When a trader submits an order, it doesn’t automatically go to a single exchange. Instead, the broker must decide which venue will provide the best price, fastest fill, or highest likelihood of execution. This decision-making process is called order routing.
Modern markets are fragmented, with dozens of places where trades can happen: major exchanges (NYSE, NASDAQ), electronic communication networks (ECNs), alternative trading systems (ATS), dark pools, wholesalers, and market makers. Each venue offers different liquidity, spreads, and execution quality. Smart order routers track all of this in real time, scanning the market for the best available opportunity.
Order routing is guided by regulations like best execution, which require brokers to act in the customer’s best interest. Routing decisions consider price, speed, fees, liquidity, order type, and fill probability. Complex algorithms and high-speed systems make these choices automatically, often in microseconds, to ensure traders receive the most favorable outcome.
Order routing matters because where an order is sent can significantly impact execution price, speed, and quality. Efficient routing leads to tighter spreads, lower slippage, and better overall trading results.
Brokers evaluate several factors: the best available price (NBBO), liquidity at each venue, historical fill rates, execution speed, and transaction costs. Smart routers analyze this data in real time and direct the order to the venue offering the most favorable combination. These decisions often occur in tiny fractions of a second.
With trading spread across multiple exchanges and dark pools, no single venue reflects the entire market. Routing becomes essential to avoid missed opportunities or poor fills. Proper routing helps traders access deeper liquidity, reduce slippage, and capture better prices across venues that differ in spreads, volume, and volatility.

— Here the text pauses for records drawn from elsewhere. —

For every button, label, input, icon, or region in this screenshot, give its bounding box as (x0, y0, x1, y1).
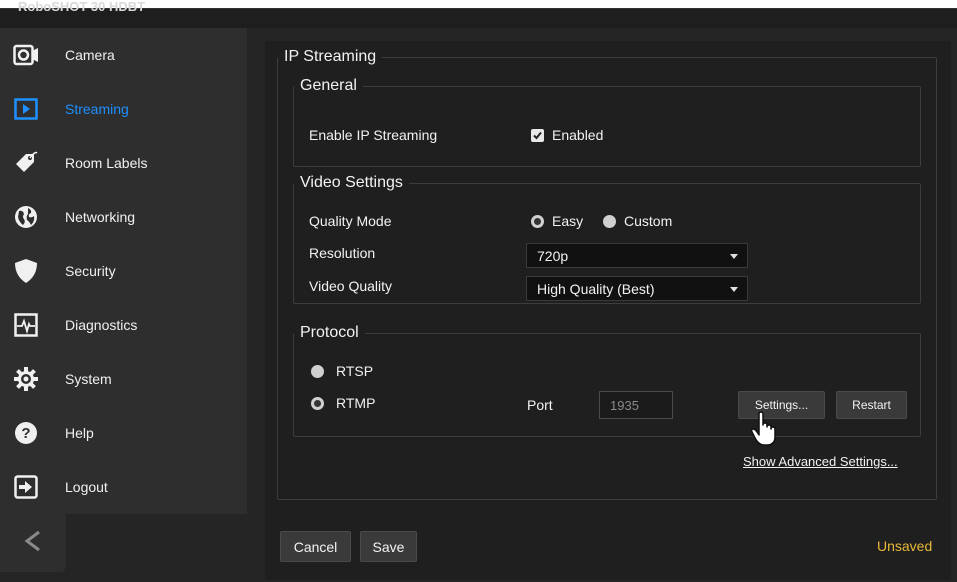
sidebar-item-label: Room Labels (65, 155, 148, 171)
sidebar-item-label: System (65, 371, 112, 387)
enabled-checkbox[interactable] (531, 129, 544, 142)
sidebar-item-camera[interactable]: Camera (0, 28, 247, 82)
section-title: IP Streaming (284, 48, 377, 65)
sidebar-item-streaming[interactable]: Streaming (0, 82, 247, 136)
logout-icon (13, 474, 39, 500)
general-title: General (300, 77, 357, 94)
quality-mode-custom-radio[interactable] (603, 215, 616, 228)
port-label: Port (527, 397, 553, 413)
video-quality-select[interactable]: High Quality (Best) (526, 276, 748, 301)
sidebar-item-label: Diagnostics (65, 317, 138, 333)
restart-button[interactable]: Restart (836, 391, 907, 419)
device-name: RoboSHOT 30 HDBT (18, 0, 146, 14)
quality-mode-custom-label: Custom (624, 213, 673, 229)
help-icon: ? (13, 420, 39, 446)
unsaved-status: Unsaved (877, 538, 933, 554)
globe-icon (13, 204, 39, 230)
port-value: 1935 (610, 398, 639, 413)
sidebar-item-label: Camera (65, 47, 115, 63)
rtsp-label: RTSP (336, 363, 374, 379)
rtmp-radio[interactable] (311, 397, 324, 410)
sidebar-item-label: Streaming (65, 101, 129, 117)
rtmp-label: RTMP (336, 395, 376, 411)
general-section: General (293, 77, 921, 167)
shield-icon (13, 258, 39, 284)
play-icon (13, 96, 39, 122)
tag-icon (13, 150, 39, 176)
resolution-label: Resolution (309, 245, 376, 261)
app-window: RoboSHOT 30 HDBT Camera Streaming Room L… (0, 0, 957, 582)
gear-icon (13, 366, 39, 392)
quality-mode-easy-radio[interactable] (531, 215, 544, 228)
top-bar: RoboSHOT 30 HDBT (0, 0, 957, 28)
pulse-icon (13, 312, 39, 338)
sidebar-item-logout[interactable]: Logout (0, 460, 247, 514)
sidebar-item-label: Networking (65, 209, 136, 225)
chevron-left-icon (23, 529, 43, 558)
resolution-select[interactable]: 720p (526, 243, 748, 268)
quality-mode-easy-label: Easy (552, 213, 584, 229)
sidebar-item-networking[interactable]: Networking (0, 190, 247, 244)
sidebar-item-label: Security (65, 263, 116, 279)
sidebar-item-system[interactable]: System (0, 352, 247, 406)
protocol-section: Protocol (293, 324, 921, 437)
port-input[interactable]: 1935 (599, 391, 673, 419)
save-button[interactable]: Save (360, 531, 417, 562)
video-quality-value: High Quality (Best) (537, 281, 655, 297)
quality-mode-label: Quality Mode (309, 213, 392, 229)
enable-ip-streaming-label: Enable IP Streaming (309, 127, 438, 143)
resolution-value: 720p (537, 248, 569, 264)
main-panel: IP Streaming General Enable IP Streaming… (265, 41, 951, 580)
cancel-button[interactable]: Cancel (280, 531, 351, 562)
sidebar: Camera Streaming Room Labels Networking … (0, 28, 247, 514)
video-settings-title: Video Settings (300, 174, 403, 191)
sidebar-item-label: Logout (65, 479, 108, 495)
sidebar-item-help[interactable]: ? Help (0, 406, 247, 460)
sidebar-item-label: Help (65, 425, 94, 441)
svg-text:?: ? (21, 425, 30, 442)
hand-cursor-icon (750, 411, 778, 452)
video-quality-label: Video Quality (309, 278, 393, 294)
camera-icon (13, 42, 39, 68)
sidebar-item-security[interactable]: Security (0, 244, 247, 298)
sidebar-collapse-button[interactable] (0, 514, 66, 572)
chevron-down-icon (730, 254, 738, 259)
chevron-down-icon (730, 287, 738, 292)
rtsp-radio[interactable] (311, 365, 324, 378)
enabled-checkbox-label: Enabled (552, 127, 604, 143)
sidebar-item-room-labels[interactable]: Room Labels (0, 136, 247, 190)
sidebar-item-diagnostics[interactable]: Diagnostics (0, 298, 247, 352)
show-advanced-settings-link[interactable]: Show Advanced Settings... (743, 454, 898, 469)
protocol-title: Protocol (300, 324, 359, 341)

Some brokers receive compensation from market makers for routing retail orders to them. While this can lower trading costs for customers, it raises concerns about potential conflicts of interest. Regulatory rules require brokers to still provide best execution, meaning routing decisions must balance price improvement, cost savings, and customer protection.
A retail trader submits an order to buy 100 shares of a stock. The broker’s smart router scans NYSE, NASDAQ, Cboe, and multiple dark pools. It finds the best price in a dark pool and routes the order there, filling it slightly below the NBBO—providing a small price improvement.